The great jewel-eyes widened. “Did you hear that?”

“I … did.”

The trumpets of heaven? The song of the moons? Whatever it was, that mysterious burst of threnody, half-heard and half-sensed, vanished as quickly as it had risen to their awareness. Something out there had heard that vow. And the fabric of the world had changed.

All glistened with newness.

Together, standing shoulder to shoulder, Ardan and Aranya scanned the never-ending expanse of the Cloudlands. He wondered if the Dragoness longed to fly. Now he grasped that what he had known before was as dust; that real magic lived and breathed in the Island-World, and that he was not mad after all. Could it be, could he believe was a
Dragon
, like this resplendent creature beside him?

Ardan’s knees buckled. But the Amethyst Dragon’s fore-talon steadied him. Of all people in the Island-World, Aranya must understand how he felt.

She said, “Let’s get my Rider in the saddle.”

And then she spoiled it by referring to her Rider. Ardan bit down on an unexpected, bilious surge of jealousy.

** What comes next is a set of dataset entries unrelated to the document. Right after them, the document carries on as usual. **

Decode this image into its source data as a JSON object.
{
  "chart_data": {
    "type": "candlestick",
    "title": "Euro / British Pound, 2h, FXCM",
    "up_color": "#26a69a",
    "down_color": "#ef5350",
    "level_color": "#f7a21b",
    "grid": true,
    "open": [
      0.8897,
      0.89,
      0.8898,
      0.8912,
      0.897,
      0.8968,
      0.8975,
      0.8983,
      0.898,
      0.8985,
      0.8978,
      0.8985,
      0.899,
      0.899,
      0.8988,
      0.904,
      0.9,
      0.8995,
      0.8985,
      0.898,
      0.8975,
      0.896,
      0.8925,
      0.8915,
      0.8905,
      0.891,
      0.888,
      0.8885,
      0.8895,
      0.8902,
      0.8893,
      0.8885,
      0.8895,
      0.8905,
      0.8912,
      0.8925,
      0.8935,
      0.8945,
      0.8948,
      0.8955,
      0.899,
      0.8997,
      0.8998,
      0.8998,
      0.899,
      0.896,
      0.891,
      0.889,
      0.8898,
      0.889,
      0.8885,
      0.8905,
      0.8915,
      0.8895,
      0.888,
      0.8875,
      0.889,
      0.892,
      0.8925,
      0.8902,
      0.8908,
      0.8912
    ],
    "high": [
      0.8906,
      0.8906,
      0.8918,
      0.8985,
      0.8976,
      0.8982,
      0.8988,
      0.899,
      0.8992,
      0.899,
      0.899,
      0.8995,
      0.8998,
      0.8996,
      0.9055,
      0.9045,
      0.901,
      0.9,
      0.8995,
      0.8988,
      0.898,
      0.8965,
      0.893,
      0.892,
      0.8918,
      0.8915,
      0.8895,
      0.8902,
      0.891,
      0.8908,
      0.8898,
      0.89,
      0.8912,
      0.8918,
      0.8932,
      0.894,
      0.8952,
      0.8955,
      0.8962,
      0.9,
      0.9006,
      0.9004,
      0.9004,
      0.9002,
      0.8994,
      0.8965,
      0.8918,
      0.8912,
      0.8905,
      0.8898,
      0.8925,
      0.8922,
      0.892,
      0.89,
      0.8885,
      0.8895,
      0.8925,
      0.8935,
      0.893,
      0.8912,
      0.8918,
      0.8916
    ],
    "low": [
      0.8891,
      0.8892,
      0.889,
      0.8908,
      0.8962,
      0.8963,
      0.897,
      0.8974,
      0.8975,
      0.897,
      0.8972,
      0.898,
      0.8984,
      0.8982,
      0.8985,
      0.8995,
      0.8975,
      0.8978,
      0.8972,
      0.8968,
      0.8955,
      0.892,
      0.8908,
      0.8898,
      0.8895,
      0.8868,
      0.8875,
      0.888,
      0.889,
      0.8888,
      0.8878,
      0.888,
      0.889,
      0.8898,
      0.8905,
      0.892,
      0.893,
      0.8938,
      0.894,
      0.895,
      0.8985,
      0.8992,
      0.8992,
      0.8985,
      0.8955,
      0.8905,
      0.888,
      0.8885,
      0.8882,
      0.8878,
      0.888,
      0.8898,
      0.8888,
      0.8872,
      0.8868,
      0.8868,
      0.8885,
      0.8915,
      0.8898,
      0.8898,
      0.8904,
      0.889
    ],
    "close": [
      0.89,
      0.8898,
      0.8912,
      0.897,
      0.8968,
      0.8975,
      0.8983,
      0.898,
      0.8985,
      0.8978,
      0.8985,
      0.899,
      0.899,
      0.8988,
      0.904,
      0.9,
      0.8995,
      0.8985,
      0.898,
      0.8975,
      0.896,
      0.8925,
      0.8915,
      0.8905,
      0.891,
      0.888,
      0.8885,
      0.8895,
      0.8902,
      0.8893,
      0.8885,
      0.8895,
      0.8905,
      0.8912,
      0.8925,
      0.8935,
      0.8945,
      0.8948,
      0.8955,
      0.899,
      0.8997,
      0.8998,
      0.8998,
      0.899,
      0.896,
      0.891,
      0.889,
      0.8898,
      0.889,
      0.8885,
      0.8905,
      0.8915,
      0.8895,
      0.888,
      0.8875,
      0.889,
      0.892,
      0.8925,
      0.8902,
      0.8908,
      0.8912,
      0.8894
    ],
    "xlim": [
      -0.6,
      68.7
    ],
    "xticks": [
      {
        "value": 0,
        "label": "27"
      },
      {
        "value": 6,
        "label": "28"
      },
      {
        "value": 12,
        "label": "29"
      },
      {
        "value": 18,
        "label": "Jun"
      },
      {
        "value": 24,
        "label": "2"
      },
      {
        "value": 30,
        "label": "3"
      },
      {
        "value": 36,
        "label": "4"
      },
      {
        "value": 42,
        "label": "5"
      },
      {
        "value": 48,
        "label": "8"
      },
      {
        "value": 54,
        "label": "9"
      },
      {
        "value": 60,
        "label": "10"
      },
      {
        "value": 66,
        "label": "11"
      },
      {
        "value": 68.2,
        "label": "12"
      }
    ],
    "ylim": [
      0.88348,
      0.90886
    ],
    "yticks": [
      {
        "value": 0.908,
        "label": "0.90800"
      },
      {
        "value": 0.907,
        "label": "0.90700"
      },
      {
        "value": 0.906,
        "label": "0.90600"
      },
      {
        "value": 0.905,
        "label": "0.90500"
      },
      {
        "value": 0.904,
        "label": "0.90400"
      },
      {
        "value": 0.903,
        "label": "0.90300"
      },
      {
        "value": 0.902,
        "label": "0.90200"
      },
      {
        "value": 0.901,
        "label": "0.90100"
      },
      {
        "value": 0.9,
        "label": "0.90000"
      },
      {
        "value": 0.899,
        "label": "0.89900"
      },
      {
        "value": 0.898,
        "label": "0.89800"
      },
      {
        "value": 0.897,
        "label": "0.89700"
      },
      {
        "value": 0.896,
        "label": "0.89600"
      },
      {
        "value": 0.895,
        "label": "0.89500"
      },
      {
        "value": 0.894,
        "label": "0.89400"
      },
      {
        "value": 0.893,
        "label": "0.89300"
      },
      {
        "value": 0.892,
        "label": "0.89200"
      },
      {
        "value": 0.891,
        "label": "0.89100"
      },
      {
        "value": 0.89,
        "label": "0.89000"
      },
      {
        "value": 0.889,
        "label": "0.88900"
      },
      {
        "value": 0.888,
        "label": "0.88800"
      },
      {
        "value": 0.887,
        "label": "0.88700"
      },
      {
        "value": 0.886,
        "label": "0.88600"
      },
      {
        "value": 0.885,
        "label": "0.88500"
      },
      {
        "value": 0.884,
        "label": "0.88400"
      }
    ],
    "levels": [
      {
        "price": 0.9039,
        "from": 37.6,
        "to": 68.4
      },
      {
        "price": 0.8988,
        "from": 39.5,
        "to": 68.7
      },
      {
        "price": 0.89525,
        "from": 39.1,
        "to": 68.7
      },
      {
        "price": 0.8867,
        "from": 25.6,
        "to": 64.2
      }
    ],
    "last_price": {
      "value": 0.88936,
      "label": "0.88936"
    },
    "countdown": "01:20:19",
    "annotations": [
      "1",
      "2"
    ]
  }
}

Together, they worked out a way of lifting Yolathion into the saddle, laying him face-down over the worn leather seat and buckling a strap about his waist. For good measure, Ardan tied his ankles with an extra hank of rope to spare him the inevitable buffeting. Then he mounted up as directed, one spine-spike behind the Jeradian warrior.

“I’ll show you to Kylara’s hideout,” he said.

Aranya’s head turned completely about to check his seat. “Hold onto the saddle straps ahead of you, Ardan. Don’t let go. I’ll fly carefully. And whatever you do, don’t transform when you feel me take off, because I couldn’t hold your weight in the air.”

“I’m that big an … um?”

“Dragon? Yes. More than twice my size.” His eyes betrayed wonder. She sniped, “And six times my haunches. You’re built like a flying boulder.”

“Do I detect a hint of jealousy, Aranya?”

“Jealousy? Ha!”

The Dragoness leaped through the plume of her fire, off the edge of the cliff.

Great Islands! He was flying! Ardan howled for four thousand feet before he managed to clamp his jaw shut. A warrior should display courage. A warrior should not be zipping along, Dragonback, a league above the Cloudlands. With a shudder, he flung his fear into the abyss. The great flight muscles rippled in the body beneath him; supple Dragon wings buoyed her upon the breeze. Aranya was so large he was amazed she could stay aloft–but fly she did, more gracefully than he could ever dream of, he knew, sliding through the air with the ease of a sleek trout slipping upstream. This girl was more than beautiful. She was magical. Lethal, a predator from the ground up. And he had tamed her?